P.ミケルソン圧勝! 史上8人目のマスターズ3勝目
フィル・ミケルソン(米)が圧巻のプレーで3度目のグリーンジャケットに袖を通した。
世界最大のゴルフの祭典、第74回 マスターズはジョージア州オーガスタのオーガスタナショナルGCを舞台に現地時間11日、最終ラウンドの競技を終了。首位と1打差の2位からスタートしたミケルソンがノーボギーの5アンダー67をマークし、通算16アンダーで2位のリー・ウェストウッド(英)に3打差をつけ逆転優勝。2004年、06年に続く今大会3勝目を挙げた。マスターズで通算3勝以上は、ジャック・ニクラウス(米/6勝)、アーノルド・パーマー(米/4勝)、タイガー・ウッズ(米/4勝)、ゲーリー・プレイヤー(南ア/3勝)らに次ぐ史上8人目の快挙。
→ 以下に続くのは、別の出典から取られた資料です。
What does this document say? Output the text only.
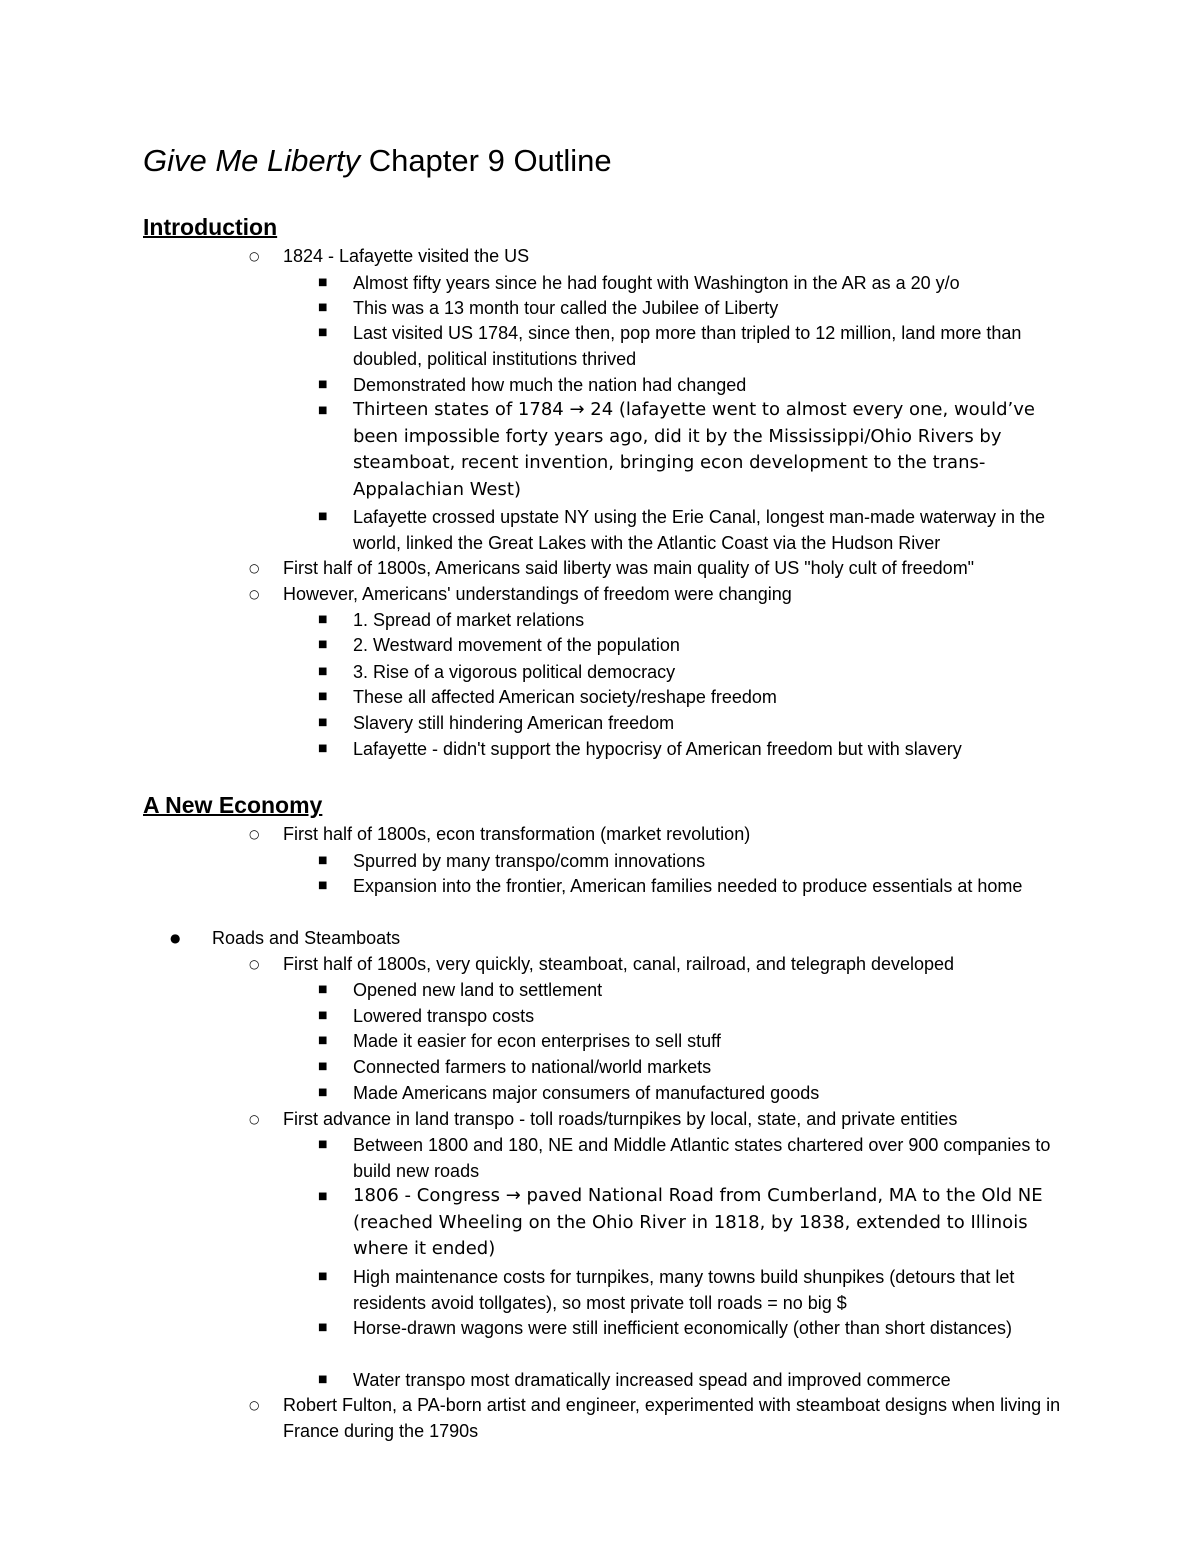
Give Me Liberty Chapter 9 Outline
Introduction
○ 1824 - Lafayette visited the US
■ Almost fifty years since he had fought with Washington in the AR as a 20 y/o
■ This was a 13 month tour called the Jubilee of Liberty
■ Last visited US 1784, since then, pop more than tripled to 12 million, land more than doubled, political institutions thrived
■ Demonstrated how much the nation had changed
■ Thirteen states of 1784 → 24 (lafayette went to almost every one, would’ve been impossible forty years ago, did it by the Mississippi/Ohio Rivers by steamboat, recent invention, bringing econ development to the trans-Appalachian West)
■ Lafayette crossed upstate NY using the Erie Canal, longest man-made waterway in the world, linked the Great Lakes with the Atlantic Coast via the Hudson River
○ First half of 1800s, Americans said liberty was main quality of US "holy cult of freedom"
○ However, Americans' understandings of freedom were changing
■ 1. Spread of market relations
■ 2. Westward movement of the population
■ 3. Rise of a vigorous political democracy
■ These all affected American society/reshape freedom
■ Slavery still hindering American freedom
■ Lafayette - didn't support the hypocrisy of American freedom but with slavery
A New Economy
○ First half of 1800s, econ transformation (market revolution)
■ Spurred by many transpo/comm innovations
■ Expansion into the frontier, American families needed to produce essentials at home
● Roads and Steamboats
○ First half of 1800s, very quickly, steamboat, canal, railroad, and telegraph developed
■ Opened new land to settlement
■ Lowered transpo costs
■ Made it easier for econ enterprises to sell stuff
■ Connected farmers to national/world markets
■ Made Americans major consumers of manufactured goods
○ First advance in land transpo - toll roads/turnpikes by local, state, and private entities
■ Between 1800 and 180, NE and Middle Atlantic states chartered over 900 companies to build new roads
■ 1806 - Congress → paved National Road from Cumberland, MA to the Old NE (reached Wheeling on the Ohio River in 1818, by 1838, extended to Illinois where it ended)
■ High maintenance costs for turnpikes, many towns build shunpikes (detours that let residents avoid tollgates), so most private toll roads = no big $
■ Horse-drawn wagons were still inefficient economically (other than short distances)
■ Water transpo most dramatically increased spead and improved commerce
○ Robert Fulton, a PA-born artist and engineer, experimented with steamboat designs when living in France during the 1790s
オーガスタの杜が夕映えに輝く頃、ミケルソンは最終18番をバーディで締めくくりパトロン(ギャラリー)のスタンディングオベーションに迎えられた。両手の拳を天に掲げるポーズで喜びを表現したあと、キャディとひしと抱き合ったミケルソンが真っ先に向かったのは、グリーンサイドで夫の勇姿を見守ったエイミー夫人のもと。昨年乳がんが発覚して以来、家族一丸となってエイミー夫人を支えてきたが、「家族のために勝ちたい」と言っていたミケルソンの夢が現実となり、2人は目に涙をいっぱいに浮かべ、時がたつのを忘れたかのように抱き合い喜びを分かち合った。
この日のミケルソンは前半こそ1バーディと静かなゴルフだったが、12番パー3でバーディを奪ってスイッチが入ると、13番ではティーショットを林に入れながら、木の間を抜くスーパーショットで2オンに成功。楽々のバーディでムードは最高潮に。前日イーグルを奪った14番はパーに終わったものの、15番できっちりバーディを奪って上がり3ホールを迎える。すでにアンソニー・キム(米)が通算12アンダーでホールアウトしていたものの、その時点でミケルソンは通算15アンダーまでスコアを伸ばしており、3打差のアドバンテージが自分のゴルフに徹する余裕を与えた。そして挑んだ16番はパー、17番もパー、さらに18番をバーディという最高の形で締めくくり、念願のマスターズ3度目の栄冠に輝いた。
3打差の2位に前日のトーナメントリーダー、ウェストウッド。昨年の全英オープン、全米プロでそれぞれ3位タイに入り「今度こそ優勝を」と意気込んだが、あと一歩及ばなかった。4打差の3位にこの日7アンダー65と爆発したキムが入り、復帰戦での優勝を狙ったタイガーは浮き沈みの激しいゴルフで3アンダー69止まり。通算11アンダーは崔京周(韓)と並び4位タイに終わった。
また50歳のフレッド・カプルス(米)が通算9アンダー6位と大健闘。大会史上最年少の16歳11か月で予選を突破したアマチュアのマッテオ・マナッセロ(伊)は通算4オーバー36位タイで4日間の競技を終了。今後はプロに転向し、学業とゴルフを両立する考えだ。